14 de novembro de 2008

São José Pignatelli


Nasceu em Saragoça, Espanha, em 1737, numa família nobre. Entrou no noviciado da Companhia de Jesus em 1753, com 16 anos e depois de terminados os estudos foi ordenado sacerdote em 1762.
Em 1767, a exemplo de Portugal com o Marquês de Pombal, também Carlos III expulsou os jesuítas de Espanha. José Pignatelli tornou-se, então, o provincial de cerca de 600 jesuítas a bordo de 13 navios que desembarcaram na Córsega. Depois de uma viagem a pé de mais de 450 quilómetros, foram acolhidos em Ferrara.

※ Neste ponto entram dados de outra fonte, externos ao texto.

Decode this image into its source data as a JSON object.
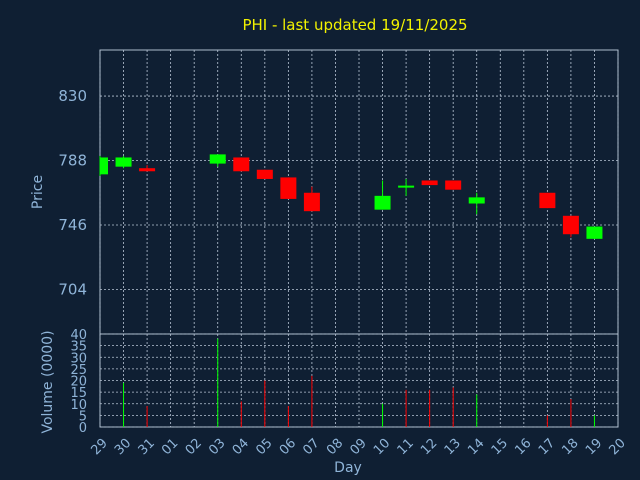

Por essa altura, os Bourbons, uma família que dominava várias casas reais europeias, pressionavam o papa Clemente XIII para que suprimisse a Companhia de Jesus mas, enquanto este resistiu, o papa Clemente XIV, seu sucessor, acabou por a suprimir em 1773. Apesar de ter deixado de ser jesuíta, assim como todos que nessa altura eram membros da Companhia de Jesus, José Pignatelli continuava a viver como jesuíta em Bolonha.
Entretanto, na Rússia a Companhia “sobreviveu” pois a Czarina Catarina II da Rússia não emitiu a bula papal de supressão da Companhia nos territórios sob o seu domínio. Quando José Pignatelli soube disto pediu autorização ao papa Pio XI para se juntar à província russa da Companhia de Jesus. Nesta altura, também Fernando, duque de Parma, entrou em negociações com a Rússia e em 1793, três jesuítas, entre os quais José Pignatelli, abriram uma casa da Companhia no seu ducado. Em 1797, já com 60 anos, fez novamente os votos na Companhia de Jesus.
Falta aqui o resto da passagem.